498 reviews for:

Sea Of Poppies

Amitav Ghosh

3.93 AVERAGE


I'd rate this a 2.5 which I have rounded up to a 3.

Sea of Poppies is a period piece and it gave a good idea of the opium trade back in the colonial times. I did enjoy the sailing parts (as I am a sailor), but on the whole, the book didn't appeal to me.

In my opinion, this story could have been a whole lot shorter. I think that given the length of the book that the characters could have been better developed. There were too many characters for my liking, too.

I'm writing this brief review a month after reading the book and my memory of it is a blur. I can't even remember the ending, for goodness sake. Was there an ending, or was it left off in the hope that readers would proceed to the next book in the series?


Tried and failed in December 2010.

Tried and failed again, March 2012. I keep thinking I'm just not in the right frame of mind for the challenge of this book.

micaelabrody's review against another edition

DID NOT FINISH

I tried, and I couldn't. This wasn't like Book or some of the other books that I've abandoned because they were shitty, but I could not get my brain around this book or into it. I found myself flipping pages because it was the appropriate time to do so, making what you could laughingly call "progress" and then wondering what the hell had happened and who everyone was. Then I'd pick it back up a few hours later even more lost than before, and the cycle would repeat.

There are a bunch of reasons that have nothing to do with quality that I couldn't do this book:

— I'm not great with phoneticized pidgin languages (is there a better term for this??) - not because I don't like learning about them but because they take up my entire brain just trying to sound them out that I can't actually parse what's being said.

— I personally don't like the withholding-from-the-reader model of suspense especially when it's not a suspense novel and it's such a dense book that's stuffed with enough that I forgot about Deeti's shrine until it came up again... but again, I know there are people who don't mind that.

— This book (like Wolf Hall) felt like it was written for history buffs, but as someone who doesn't know a whole lot about history I felt completely adrift (no pun intended), unable to contextualize even places without constantly pulling out my phone to look stuff up - the last thing I needed was to be pulled further out of this book.

— It's the first in a trilogy, and I felt the weight of feeling this confused for two. more. books. the whole time - and I figured if I was dreading the next two books after 100 pages it wasn't worth finishing in the first place.

All this to say this book is likely well-deserving of the Booker Prize shortlist (the winners of which I do tend to blow hot and cold on), but I hit my 100 page mark and did what I rarely do with books, and gave up.

Quite an interesting read..looking forward for next part

really loved this book!

FANTASTIC - really rich atmosphere and characters.
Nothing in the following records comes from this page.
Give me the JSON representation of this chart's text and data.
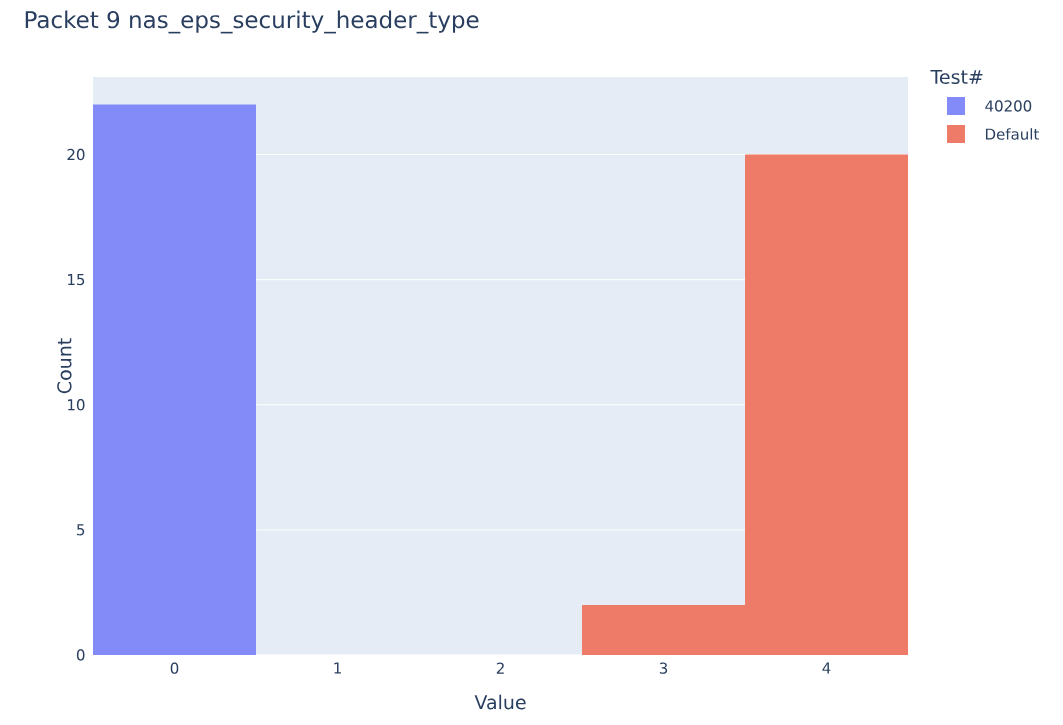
{
  "chart_data": {
    "type": "histogram",
    "title": "Packet 9 nas_eps_security_header_type",
    "xlabel": "Value",
    "ylabel": "Count",
    "legend_title": "Test#",
    "bins": [
      -0.5,
      0.5,
      1.5,
      2.5,
      3.5,
      4.5
    ],
    "series": [
      {
        "name": "40200",
        "color": "#838bf9",
        "values": [
          22,
          0,
          0,
          0,
          0
        ]
      },
      {
        "name": "Default",
        "color": "#ee7b67",
        "values": [
          0,
          0,
          0,
          2,
          20
        ]
      }
    ],
    "xlim": [
      -0.5,
      4.5
    ],
    "xticks": [
      0,
      1,
      2,
      3,
      4
    ],
    "ylim": [
      0,
      23.1
    ],
    "yticks": [
      0,
      5,
      10,
      15,
      20
    ],
    "grid": "y",
    "legend": "top right"
  }
}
Can't wait to read the sequel. Beautiful writing, adventurous and full of depth.

First read this in December, 2008, according to Goodreads. I just re-read it in preparation to read the second and third books in the trilogy, which I've had on my shelf for far too long. There is something wonderful about re-reading a book that you've read before - it felt familiar but given how much time had passed since I first read it, fresh too. The review below stands. I cannot wait to see what happens next.

Original Review: I had read The Glass Palace a while back and as part of my effort to read all Booker nominated books read this recently. Ghosh is excellent at character creation and development and while the book is a little fanciful, it was a great read and I was really disappointed when it ended. Then I heard that it was the first in a proposed trilogy, which made me really happy :)

The beginning of this book took me in with its portrayal of India's opium trade in the 1930's, but something just wasn't there to sustain my interest. In some chapters, especially early in the book, the language is incredibly vivid. As the book goes on, though, all the detail gets sunk into the Ibis, which wasn't as interesting as the opium fields. And the dialog was extremely awkward. It's clear that Ghosh is using the difference in language to highlight the various backgrounds of the characters, but it pulled me out of the moment--especially the pirate voices.

The first in a trilogy, the ending probably won't feel so abrupt with a second book waiting on the nightstand, but I would have liked to at least have understood what Deeti was feeling watching the longboat head into the ocean...

And this is how you write a historical fiction.